Jen Lancaster: My Fair Lazy

Jen Lancaster: My Fair Lazy

Ironically, in My Fair Lazy, no one is working harder than author Jen Lancaster to wring laughs out of her perennial discomfort. While subtitled “a culture-up manifesto,” her fifth memoir finds her pushing the limits of self-improvement while, from a safe distance, questioning the permanence of the author as incorrigible character.

To be fair, being intellectually shown up by Candace Bushnell might press a radical re-evaluation of self on anyone, as Lancaster is during a radio interview when she doesn’t recognize the name “Baudelaire.” She later diagnoses herself as stagnating in her reality-TV-and-Ambien life after a string of tony social events at which she’s ill at ease making conversation, even though she’s well-versed in John Hughes films and the musical choices of Adam Lambert. (Though her chapter on the shifting appeal of The Real World might well live to be quoted in semiotics dissertations 20 years hence.) A hazily defined “Jenaissance” finds her tearing through Edith Wharton on a Kindle, puzzling through a modern-dance performance she believed would contain tango, and sitting down for an avant-garde dish resembling a half-smoked cigar, with the help of her tolerant but somewhat incredulous friends.

Having accepted what is often difficult for successful memoirists to grasp—that one life cannot be endlessly plumbed for meaningful moments—Lancaster places these adventures against a mundane backdrop of inconvenienced errands and last-minute moves.
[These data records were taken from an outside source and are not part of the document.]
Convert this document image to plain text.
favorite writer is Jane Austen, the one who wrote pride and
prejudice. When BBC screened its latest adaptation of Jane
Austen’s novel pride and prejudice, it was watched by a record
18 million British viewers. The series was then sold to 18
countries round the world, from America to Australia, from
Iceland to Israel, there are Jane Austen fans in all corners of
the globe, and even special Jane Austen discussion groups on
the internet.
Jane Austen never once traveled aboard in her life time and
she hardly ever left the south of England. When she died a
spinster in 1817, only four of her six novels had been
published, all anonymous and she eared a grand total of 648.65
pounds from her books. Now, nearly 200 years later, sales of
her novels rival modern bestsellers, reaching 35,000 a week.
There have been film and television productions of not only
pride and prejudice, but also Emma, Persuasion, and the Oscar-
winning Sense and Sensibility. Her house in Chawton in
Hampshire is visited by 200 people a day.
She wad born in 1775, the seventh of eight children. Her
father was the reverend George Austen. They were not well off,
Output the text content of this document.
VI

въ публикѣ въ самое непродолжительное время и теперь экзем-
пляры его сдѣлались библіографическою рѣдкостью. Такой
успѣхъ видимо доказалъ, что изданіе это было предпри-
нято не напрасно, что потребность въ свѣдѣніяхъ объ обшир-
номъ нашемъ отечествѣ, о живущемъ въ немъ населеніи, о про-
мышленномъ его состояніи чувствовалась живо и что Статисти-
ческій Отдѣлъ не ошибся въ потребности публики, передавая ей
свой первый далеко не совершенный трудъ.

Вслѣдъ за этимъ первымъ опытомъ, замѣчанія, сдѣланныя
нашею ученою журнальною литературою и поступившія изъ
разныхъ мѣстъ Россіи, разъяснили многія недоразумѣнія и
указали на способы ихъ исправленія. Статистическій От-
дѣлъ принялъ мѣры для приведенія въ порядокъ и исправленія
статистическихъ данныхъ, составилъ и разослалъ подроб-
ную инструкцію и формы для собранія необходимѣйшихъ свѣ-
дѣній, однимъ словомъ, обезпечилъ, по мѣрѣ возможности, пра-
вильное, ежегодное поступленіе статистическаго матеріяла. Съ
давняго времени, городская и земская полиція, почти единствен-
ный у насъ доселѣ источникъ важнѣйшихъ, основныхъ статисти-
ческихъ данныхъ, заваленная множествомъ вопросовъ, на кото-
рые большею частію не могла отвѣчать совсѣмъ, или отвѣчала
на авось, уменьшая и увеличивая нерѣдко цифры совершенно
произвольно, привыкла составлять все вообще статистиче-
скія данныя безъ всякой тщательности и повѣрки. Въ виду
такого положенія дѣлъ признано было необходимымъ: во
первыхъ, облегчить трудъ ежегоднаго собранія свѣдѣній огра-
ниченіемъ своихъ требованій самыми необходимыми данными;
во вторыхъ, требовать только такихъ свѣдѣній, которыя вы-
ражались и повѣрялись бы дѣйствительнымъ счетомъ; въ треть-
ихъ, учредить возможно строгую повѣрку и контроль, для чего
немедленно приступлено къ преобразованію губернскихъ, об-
After tapping her foray into unemployment and struggles with her weight for previous books (Bitter Is The New Black and Such A Pretty Fat, respectively), attending a performance of Desire Under The Elms and a wine-and-cheese class are small moves, but it’s a mark of honesty, not complacency, when the seams show a little: Part of Lancaster’s quest takes place on her own book tour, in which she rubs elbows with “nice” hipsters at Stumptown in Portland and drops $400 on tea in San Francisco’s Chinatown.

In spite of the trauma of the bad-fashion memories dredged up for last year’s misstep Pretty In Plaid, Lancaster comes across as a little more vulnerable in this book. Even if her self-improvement projects consistently succeed, though, it’s questionable how long she’ll willingly pedal around the perimeter of her comfort zone. Luckily, traces of her self-acknowledged “condescending, egomaniacal, self-centered smartass” personality remain; it would be a shame if the once-haughty dot-com queen brought low managed to smooth out all her metaphoric wrinkles.